What it is
When your staff log into a business system, or when your customers log into their account on your website, they use a username and password combination. This is known as single factor authentication.
Two-factor authentication (2FA) requires them to provide something else on top of that, to verify that they are who they say they are. This can be:
- something they have, or
- something they are.
How it works
Something they have could be:
- a security token or fob that generates access authentication codes
- their phone, where they get a call back to press certain phone keys to grant access to an account
software like Google Authenticator that sends a notification to their smartphone, or provides them with an access code or one-time password (OTP).
Something they are includes things like:
- fingerprint scans, and
- voice recognition (biometric data).
For example, your staff or customers could get a random 6-digit number or one-time password (OTP) sent to:
- an application on their smartphone, or
- a key fob.
They'll need to use this to verify themselves when they're logging in, in addition to their normal username and password login details.

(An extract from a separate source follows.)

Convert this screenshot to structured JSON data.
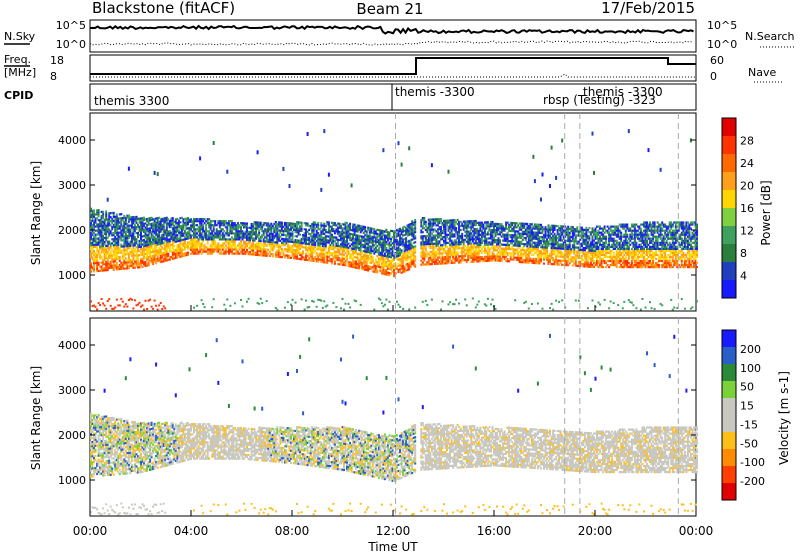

Businesses and organisations of any size can experience cyber security attacks. The problem with relying on a username and password to protect online accounts and systems is that people can’t always keep their passwords safe. Passwords can be stolen or guessed:
- through a scam, like phishing
- in a data breach.
While an attacker may be able to get access to your staff or customers' login details quite easily, they’re unlikely to have access to the device receiving the authentication code or OTP as well. This makes it much harder for the attacker to gain access to someone's account.
Why it matters
It strengthens login security
Adding another level of security with 2FA makes it harder for an attacker to get into your online accounts or your business systems.
It meets customer security expectations
Customers expect websites to provide 2FA so they can protect their accounts and data. When given the choice, customers may choose a business that provides 2FA over one that doesn't.
It reduces the risk of data theft
Adding a second-level of authentication makes it harder for attackers to get access to an account — and harder to access the data inside.
It can protect risky access methods, like remote access
Remote access to a system or network can be risky since it has to be exposed over the internet. This type of access should always use 2FA so your staff can be secure while they're working remotely.
Protect your business with 2FA
If you're not sure where to start with 2FA, think about which systems you connect to via the internet. These are the systems that are more likely to be targeted in an attack, so they’re the ones most important to protect. They're likely to be things like:
- your webmail
- a VPN
- any cloud-based service you use.
There’s no shortage of 2FA solutions on the market, but the approach and the technology they use can vary. Talk to your information security expert about the best solution for your business.
Implementing 2FA will vary from system to system. For cloud-based services, you may be able to enforce 2FA for all staff that have access to that service. For services that you manage or build yourself, you can refer to CERT NZ's critical controls for more advice.